Repairing the Wiring: How a New Stem Cell Therapy Aims to Defeat Chronic Spinal Cord Injury

Repairing the Wiring: How a New Stem Cell Therapy Aims to Defeat Chronic Spinal Cord Injury

As reported on Inside Precision Medicine, for years, a chronic spinal cord injury (SCI) has felt like a permanent biological roadblock. When the spinal cord is damaged, the immediate aftermath—known as the subacute phase (the weeks right after the injury)—is highly volatile but offers a brief window where the tissue is still relatively receptive to healing. Once an injury settles into the chronic phase (months or years down the line), dense scar tissue forms, and surviving nerve fibers lose their protective coating, leaving patients with long-term, stubborn paralysis.

But a groundbreaking approach presented at the International Society for Stem Cell Research (ISSCR) 2026 Annual Meeting is shifting the paradigm.

Led by Hideyuki Okano, MD, PhD, a pioneering researcher at Keio University in Japan, scientists are preparing to launch a clinical trial aimed specifically at repairing these long-standing, chronic injuries. Instead of trying to rebuild the entire spinal cord from scratch, this therapy focuses on a much more practical goal: repairing the “electrical insulation” of the nerve pathways that survived the initial accident.

The Biology: Fixing the Insulation, Not Just the Wires

To understand why this new therapy is a big deal, it helps to look at how our nerves send signals. Think of your spinal cord as a massive bundle of electrical cables. Each nerve fiber is wrapped in a protective, fatty sheath called myelin. Myelin acts exactly like the plastic insulation on a power cord—it keeps the electrical signals moving fast and prevents them from dissipating.

In a chronic, incomplete spinal cord injury, many nerve pathways actually survive. The problem is they lose their myelin insulation (a process called demyelination). Without it, the nerves are like bare, exposed wires—they are physically intact, but they can’t transmit signals to or from the brain.

To tackle this, Dr. Okano’s team is using induced pluripotent stem cells (iPSCs)—adult cells (like skin cells) that have been scientifically reprogrammed back into an embryonic-like state, allowing them to turn into virtually any cell type.

While their earlier research focused on cells that generate brand-new neurons, this chronic-phase therapy uses a highly specialized cell type: gliogenic neural stem/progenitor cells (gNS/PCs).

Instead of making new neurons, these cells are primed to develop into support cells:

  • Oligodendrocytes: The specialized cells responsible for wrapping nerves in fresh myelin.
  • Astrocytes: Star-shaped cells that nourish, protect, and maintain the surrounding nerve environment.

By transplanting these helper cells, the therapy aims to “re-insulate” the surviving, dormant pathways, essentially turning the power back on in circuits that have been quiet for years.

From “Safety First” to Reversing Paralysis

This upcoming trial isn’t starting from scratch; it is built on a decade of rigorous research. Dr. Okano’s team previously made headlines by launching the world’s first clinical study using iPSC-derived cells to treat patients in the subacute phase of spinal cord injury.

In March 2025, the team shared encouraging one-year follow-up results from that initial four-patient safety trial. The results were incredibly promising:

  • Zero serious side effects: There were no treatment-related adverse events, proving the safety of transplanting these reprogrammed cells into human spines.
  • Real neurological progress: Two of the four patients showed notable physical improvements. Remarkably, one patient even regained the ability to stand independently and begin walking exercises (gait training).

While those subacute results are still awaiting formal peer review, they provided the rock-solid safety foundation needed to take on the much tougher challenge of chronic injuries.

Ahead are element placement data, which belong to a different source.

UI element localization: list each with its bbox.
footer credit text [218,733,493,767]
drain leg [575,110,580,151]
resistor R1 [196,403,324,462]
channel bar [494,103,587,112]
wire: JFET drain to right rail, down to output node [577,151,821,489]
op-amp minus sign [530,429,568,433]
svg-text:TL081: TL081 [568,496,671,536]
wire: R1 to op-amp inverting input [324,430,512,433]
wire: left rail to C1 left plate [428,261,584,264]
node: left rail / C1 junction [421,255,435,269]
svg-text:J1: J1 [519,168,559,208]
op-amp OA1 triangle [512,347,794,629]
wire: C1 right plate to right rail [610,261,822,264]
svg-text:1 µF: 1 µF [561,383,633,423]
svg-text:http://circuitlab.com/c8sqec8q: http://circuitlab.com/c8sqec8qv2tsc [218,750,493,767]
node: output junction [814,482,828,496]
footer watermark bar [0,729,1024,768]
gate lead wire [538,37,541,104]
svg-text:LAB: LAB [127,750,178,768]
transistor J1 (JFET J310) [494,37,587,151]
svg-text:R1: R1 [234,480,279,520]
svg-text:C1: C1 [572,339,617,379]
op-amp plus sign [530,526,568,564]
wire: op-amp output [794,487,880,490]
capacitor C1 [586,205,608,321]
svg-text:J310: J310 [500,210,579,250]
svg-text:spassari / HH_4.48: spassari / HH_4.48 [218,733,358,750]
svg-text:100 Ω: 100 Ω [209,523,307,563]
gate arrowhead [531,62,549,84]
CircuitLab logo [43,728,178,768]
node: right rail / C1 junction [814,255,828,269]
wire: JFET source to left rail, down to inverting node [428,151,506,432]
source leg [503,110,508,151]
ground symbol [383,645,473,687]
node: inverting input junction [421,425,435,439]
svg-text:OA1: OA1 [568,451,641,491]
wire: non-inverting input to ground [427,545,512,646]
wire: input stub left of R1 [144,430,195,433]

As Dr. Okano explained during his presentation:

“We have already successfully completed a world-first, first-in-human clinical study targeting patients in the subacute phase, which demonstrated a promising safety profile. Our shift to the chronic phase is the next logical milestone, built upon that solid foundation. Since the cellular environment changes over time, we are evolving our strategy from just establishing safety to actively overcoming the stubborn, long-standing barriers of chronic paralysis.”

What Lies Ahead

In lab studies, these clinical-grade helper cells have done exactly what scientists hoped. When transplanted into animal models with chronic spinal cord injuries, the cells successfully integrated, promoted the rebuilding of myelin (remyelination), kept existing nerve fibers from dying, and significantly improved the animals’ physical movement—all without showing any signs of forming tumors or unwanted tissue.

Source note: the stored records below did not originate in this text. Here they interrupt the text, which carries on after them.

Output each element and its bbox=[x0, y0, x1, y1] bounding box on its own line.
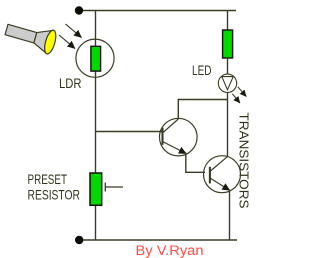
LDR: circle envelope bbox=[76, 39, 114, 77]
wire: left vertical (LDR / preset branch) bbox=[95, 11, 97, 241]
wire: stub through LDR circle bbox=[95, 39, 97, 78]
svg-text:LED: LED bbox=[192, 62, 212, 78]
LED emission arrow 1 bbox=[238, 87, 247, 97]
preset resistor: wiper T-arm bbox=[105, 186, 123, 188]
svg-text:TRANSISTORS: TRANSISTORS bbox=[237, 113, 252, 209]
svg-text:RESISTOR: RESISTOR bbox=[28, 187, 81, 203]
light arrow 2 (torch to LDR) bbox=[59, 35, 75, 49]
LED D1: triangle bbox=[222, 77, 233, 90]
LED emission arrow 2 bbox=[232, 94, 240, 103]
wire: LED to transistor collectors bbox=[227, 93, 229, 157]
LED D1: circle envelope bbox=[218, 74, 236, 92]
svg-text:By V.Ryan: By V.Ryan bbox=[136, 243, 204, 258]
wire: Q1 collector up to junction and across to LED line bbox=[178, 100, 227, 120]
svg-text:LDR: LDR bbox=[59, 75, 82, 91]
wire: Q1 emitter down and to Q2 base bbox=[186, 153, 205, 173]
svg-text:PRESET: PRESET bbox=[28, 171, 68, 187]
wire: Q1 base from left vertical bbox=[96, 131, 163, 133]
wire: Q2 emitter down to bottom rail bbox=[229, 190, 231, 241]
node: top-left junction dot bbox=[75, 6, 83, 14]
wire: top horizontal rail bbox=[79, 10, 236, 12]
light arrow 1 (torch to LDR) bbox=[66, 24, 82, 38]
transistor Q2 bbox=[204, 156, 241, 193]
wire: right vertical from top rail to LED resistor bbox=[227, 11, 229, 31]
node: bottom-left junction dot bbox=[75, 236, 83, 244]
transistor Q1 bbox=[160, 118, 198, 156]
wire: bottom horizontal rail bbox=[79, 239, 237, 241]
preset resistor: element body bbox=[90, 173, 102, 205]
resistor (LED series resistor) bbox=[223, 30, 233, 58]
torch (flashlight) bbox=[3, 18, 58, 55]
LDR: resistive element bbox=[91, 46, 101, 71]
wire: LED resistor to LED bbox=[227, 58, 229, 75]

The team is now preparing to transition this success to humans. The physician-initiated clinical trial is scheduled to begin recruiting patients in 2027. It will specifically target individuals living with chronic, incomplete spinal cord injuries who still have those inactive, demyelinated nerve fibers waiting to be repaired.

While there is still a long road of testing ahead, this shift in strategy—focusing on restoring the cellular support system rather than forcing the body to grow entirely new spinal cord pathways—represents a massive step forward for regenerative medicine and offers a genuine beacon of hope for those living with long-term paralysis.